Gelesis gobbled up some cash from private investors just a few months ago. But it looks like public investors don’t have the same type of appetite for the Boston startup’s hydrogel weight-loss pills.
According to research firm Renaissance Capital, Gelesis has postponed its planned initial public offering. Gelesis had been hoping to sell 4 million shares at $12 to $14 apiece. Renaissance recently noted that company insiders planned to cover up to 34 percent of the deal.
While it’s unclear what the next move is for Gelesis, the startup was to be the first company formed by Boston-based PureTech to go public. According to an e-mail statement to Xconomy from CEO Yishai Zohar, the company’s April IPO filing was “opportunistic” and Gelesis “may consider pricing [an IPO] as market conditions evolve.”
“While Gelesis had the ability to price the IPO last week, we have been considering the ideal timing for this,” Zohar wrote. “The U.S. biotech IPO market has been turbulent in the last few weeks with mixed aftermarket performance of most stocks that listed. Given our strong cash position and clinical studies underway, our board has been weighing the relative benefits of being a public company at this time.”
Zohar declined to comment beyond the statement.
PureTech, which formed Gelesis nine years ago, has given rise to startups in various areas of life sciences and technology, among them depression treatments (Tal Medical), therapeutic video games (Akili Interactive), and recently, music-as-therapy (The Sync Project). The most recent SEC filings show that PureTech held a 28.85 percent stake in Gelesis, making it the company’s largest shareholder. Other shareholders include SSD2 (an entity managed by Michael Vlock and Elon Boms, 28.29 percent), Invesco Asset Management (12.40 percent)—a unit of Invesco Perpetual, which just led an investment round in PureTech last year— and Hercules Technology Ventures (6.99 percent).

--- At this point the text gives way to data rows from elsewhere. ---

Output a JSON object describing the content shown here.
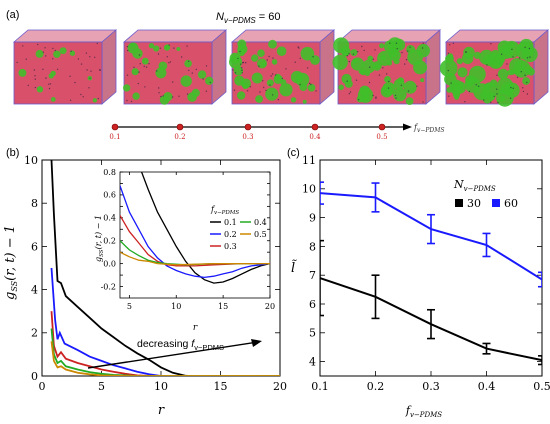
{
  "panel_a": {
    "label": "(a)",
    "title_sym": "N",
    "title_sub": "v−PDMS",
    "title_rest": " = 60",
    "cube_colors": {
      "red": "#d9506a",
      "green": "#3fbf2a",
      "pink": "#e7a3b3",
      "edge": "#6a5acd"
    },
    "green_fractions": [
      0.1,
      0.2,
      0.3,
      0.4,
      0.5
    ],
    "arrow_ticks": [
      "0.1",
      "0.2",
      "0.3",
      "0.4",
      "0.5"
    ],
    "arrow_label": "f",
    "arrow_label_sub": "v−PDMS"
  },
  "chart_data": [
    {
      "type": "line",
      "panel": "(b)",
      "ylabel_main": "g",
      "ylabel_sub": "SS",
      "ylabel_rest": "(r, t) − 1",
      "xlabel": "r",
      "xlim": [
        0,
        20
      ],
      "ylim": [
        0,
        10
      ],
      "xticks": [
        0,
        5,
        10,
        15,
        20
      ],
      "yticks": [
        0,
        2,
        4,
        6,
        8,
        10
      ],
      "annotation_text": "decreasing ",
      "annotation_sym": "f",
      "annotation_sub": "v−PDMS",
      "series": [
        {
          "name": "0.1",
          "color": "#000000",
          "points": [
            [
              0.8,
              10
            ],
            [
              1.0,
              7.5
            ],
            [
              1.3,
              4.4
            ],
            [
              1.6,
              4.3
            ],
            [
              2,
              3.7
            ],
            [
              3,
              3.2
            ],
            [
              4,
              2.7
            ],
            [
              5,
              2.2
            ],
            [
              6,
              1.8
            ],
            [
              7,
              1.4
            ],
            [
              8,
              1.05
            ],
            [
              9,
              0.75
            ],
            [
              10,
              0.4
            ],
            [
              11,
              0.15
            ],
            [
              12,
              0.02
            ],
            [
              14,
              -0.08
            ],
            [
              16,
              -0.05
            ],
            [
              20,
              0
            ]
          ]
        },
        {
          "name": "0.2",
          "color": "#1a1aff",
          "points": [
            [
              0.8,
              5
            ],
            [
              1.1,
              2.6
            ],
            [
              1.3,
              1.7
            ],
            [
              1.5,
              2.0
            ],
            [
              1.9,
              1.5
            ],
            [
              3,
              1.2
            ],
            [
              4,
              0.9
            ],
            [
              5,
              0.7
            ],
            [
              6,
              0.5
            ],
            [
              7,
              0.35
            ],
            [
              8,
              0.2
            ],
            [
              9,
              0.08
            ],
            [
              10,
              0.0
            ],
            [
              12,
              -0.05
            ],
            [
              20,
              0
            ]
          ]
        },
        {
          "name": "0.3",
          "color": "#cc2222",
          "points": [
            [
              0.8,
              3
            ],
            [
              1.0,
              1.4
            ],
            [
              1.3,
              0.9
            ],
            [
              1.6,
              1.1
            ],
            [
              2,
              0.8
            ],
            [
              3,
              0.6
            ],
            [
              4,
              0.45
            ],
            [
              5,
              0.3
            ],
            [
              6,
              0.2
            ],
            [
              7,
              0.1
            ],
            [
              8,
              0.03
            ],
            [
              10,
              -0.02
            ],
            [
              20,
              0
            ]
          ]
        },
        {
          "name": "0.4",
          "color": "#22aa22",
          "points": [
            [
              0.8,
              2.2
            ],
            [
              1.0,
              1.0
            ],
            [
              1.3,
              0.6
            ],
            [
              1.6,
              0.7
            ],
            [
              2,
              0.45
            ],
            [
              3,
              0.3
            ],
            [
              4,
              0.18
            ],
            [
              5,
              0.1
            ],
            [
              6,
              0.05
            ],
            [
              8,
              0.0
            ],
            [
              20,
              0
            ]
          ]
        },
        {
          "name": "0.5",
          "color": "#cc8800",
          "points": [
            [
              0.8,
              1.6
            ],
            [
              1.0,
              0.7
            ],
            [
              1.3,
              0.4
            ],
            [
              1.6,
              0.45
            ],
            [
              2,
              0.3
            ],
            [
              3,
              0.15
            ],
            [
              4,
              0.08
            ],
            [
              5,
              0.03
            ],
            [
              7,
              0.0
            ],
            [
              20,
              0
            ]
          ]
        }
      ]
    },
    {
      "type": "line",
      "panel": "(b) inset",
      "ylabel_main": "g",
      "ylabel_sub": "SS",
      "ylabel_rest": "(r, t) − 1",
      "xlabel": "r",
      "xlim": [
        4,
        20
      ],
      "ylim": [
        -0.3,
        0.8
      ],
      "xticks": [
        5,
        10,
        15,
        20
      ],
      "yticks": [
        -0.2,
        -0.1,
        0.0,
        0.1,
        0.2,
        0.3,
        0.4,
        0.5,
        0.6,
        0.7,
        0.8
      ],
      "ytick_labels": [
        "-0.2",
        "",
        "0.0",
        "",
        "0.2",
        "",
        "0.4",
        "",
        "0.6",
        "",
        "0.8"
      ],
      "legend_title_sym": "f",
      "legend_title_sub": "v−PDMS",
      "legend_position": "top-right",
      "series": [
        {
          "name": "0.1",
          "color": "#000000",
          "points": [
            [
              6.3,
              0.8
            ],
            [
              7,
              0.65
            ],
            [
              8,
              0.45
            ],
            [
              9,
              0.3
            ],
            [
              10,
              0.15
            ],
            [
              11,
              0.02
            ],
            [
              12,
              -0.08
            ],
            [
              13,
              -0.14
            ],
            [
              14,
              -0.17
            ],
            [
              15,
              -0.16
            ],
            [
              16,
              -0.13
            ],
            [
              17,
              -0.09
            ],
            [
              18,
              -0.05
            ],
            [
              19,
              -0.02
            ],
            [
              20,
              0.0
            ]
          ]
        },
        {
          "name": "0.2",
          "color": "#1a1aff",
          "points": [
            [
              4,
              0.68
            ],
            [
              5,
              0.45
            ],
            [
              6,
              0.3
            ],
            [
              7,
              0.15
            ],
            [
              8,
              0.05
            ],
            [
              9,
              -0.02
            ],
            [
              10,
              -0.06
            ],
            [
              11,
              -0.09
            ],
            [
              12,
              -0.11
            ],
            [
              13,
              -0.12
            ],
            [
              14,
              -0.11
            ],
            [
              15,
              -0.09
            ],
            [
              16,
              -0.07
            ],
            [
              17,
              -0.04
            ],
            [
              18,
              -0.02
            ],
            [
              19,
              -0.01
            ],
            [
              20,
              0.0
            ]
          ]
        },
        {
          "name": "0.3",
          "color": "#cc2222",
          "points": [
            [
              4,
              0.42
            ],
            [
              5,
              0.28
            ],
            [
              6,
              0.18
            ],
            [
              7,
              0.08
            ],
            [
              8,
              0.02
            ],
            [
              9,
              -0.01
            ],
            [
              10,
              -0.02
            ],
            [
              12,
              -0.02
            ],
            [
              14,
              -0.01
            ],
            [
              17,
              0.0
            ],
            [
              20,
              0.0
            ]
          ]
        },
        {
          "name": "0.4",
          "color": "#22aa22",
          "points": [
            [
              4,
              0.2
            ],
            [
              5,
              0.12
            ],
            [
              6,
              0.07
            ],
            [
              7,
              0.03
            ],
            [
              8,
              0.01
            ],
            [
              9,
              0.0
            ],
            [
              11,
              -0.01
            ],
            [
              14,
              0.0
            ],
            [
              20,
              0.0
            ]
          ]
        },
        {
          "name": "0.5",
          "color": "#cc8800",
          "points": [
            [
              4,
              0.1
            ],
            [
              5,
              0.06
            ],
            [
              6,
              0.03
            ],
            [
              7,
              0.02
            ],
            [
              8,
              0.0
            ],
            [
              10,
              -0.01
            ],
            [
              14,
              0.0
            ],
            [
              20,
              0.0
            ]
          ]
        }
      ]
    },
    {
      "type": "line",
      "panel": "(c)",
      "ylabel": "l̃",
      "xlabel_sym": "f",
      "xlabel_sub": "v−PDMS",
      "xlim": [
        0.1,
        0.5
      ],
      "ylim": [
        3.5,
        11
      ],
      "xticks": [
        0.1,
        0.2,
        0.3,
        0.4,
        0.5
      ],
      "yticks": [
        4,
        5,
        6,
        7,
        8,
        9,
        10,
        11
      ],
      "legend_title_sym": "N",
      "legend_title_sub": "v−PDMS",
      "legend_position": "top-right",
      "series": [
        {
          "name": "30",
          "color": "#000000",
          "x": [
            0.1,
            0.2,
            0.3,
            0.4,
            0.5
          ],
          "y": [
            6.9,
            6.25,
            5.3,
            4.45,
            4.05
          ],
          "err": [
            1.3,
            0.75,
            0.5,
            0.18,
            0.15
          ]
        },
        {
          "name": "60",
          "color": "#1a1aff",
          "x": [
            0.1,
            0.2,
            0.3,
            0.4,
            0.5
          ],
          "y": [
            9.85,
            9.7,
            8.6,
            8.05,
            6.85
          ],
          "err": [
            0.38,
            0.5,
            0.5,
            0.4,
            0.25
          ]
        }
      ]
    }
  ]
}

Gelesis raised $22 million from private backers at the end of March—it had been running low on cash last year, with $2.6 million on hand at the end of December, SEC filings show—and filed to go public less than a week later. The plan was to use the IPO cash to run trials for Gelesis100, a hydrogel pill made out of little particles that swell up in the stomach, tricking the body into feeling full.
Obesity drugs are a competitive field, and the drugs that have been approved over the past several years to shed pounds (like Arena Pharmaceuticals’ lorcaserin (Belviq) and Vivus’s phentermine/topiramate (Qsymia) have been a commercial disappointment. Gelesis aims to show that Gelesis100 is a safer alternative to these treatments, however, because Gelesis100 isn’t absorbed into the bloodstream like a drug. Instead, it contains two ingredients that are “generally recognized as safe” by the FDA—citric acid and a modified form of cellulose—and pass through the body.
Gelesis is developing the pill as a medical device, and is trying to get a CE Mark in Europe (an approval path for a medical device) to bring it to market. The big test of its hypothesis is already underway: Gelesis is running a six-month, randomized, placebo-controlled study including 168 overweight and obese patients, many of whom are either type 2 diabetic or prediabetic, with data expected next year.
But Gelesis100 will have to perform better than it has in previous tests to succeed. In an earlier three-month study, patients on a low (2.25 g) dose of Gelesis100 lost 2 percent more weight, on average (and 6.1 percent overall), than those on placebo, and those on a higher dose didn’t fare as well. The IPO prospectus showed that the FDA has required that “at minimum” Gelesis100 would have to do 3 percent better than placebo in this next study, and that at least 35 percent of patients on the drug have to lose at least 5 percent of their body weight. European regulators have indicated initially that they may require the drug to produce 5 percent more weight loss than placebo, on average, to win a CE Mark.
Gelesis has said, however, that patients with higher blood sugar levels in its earlier study fared better; its current trial has more of those types of patients.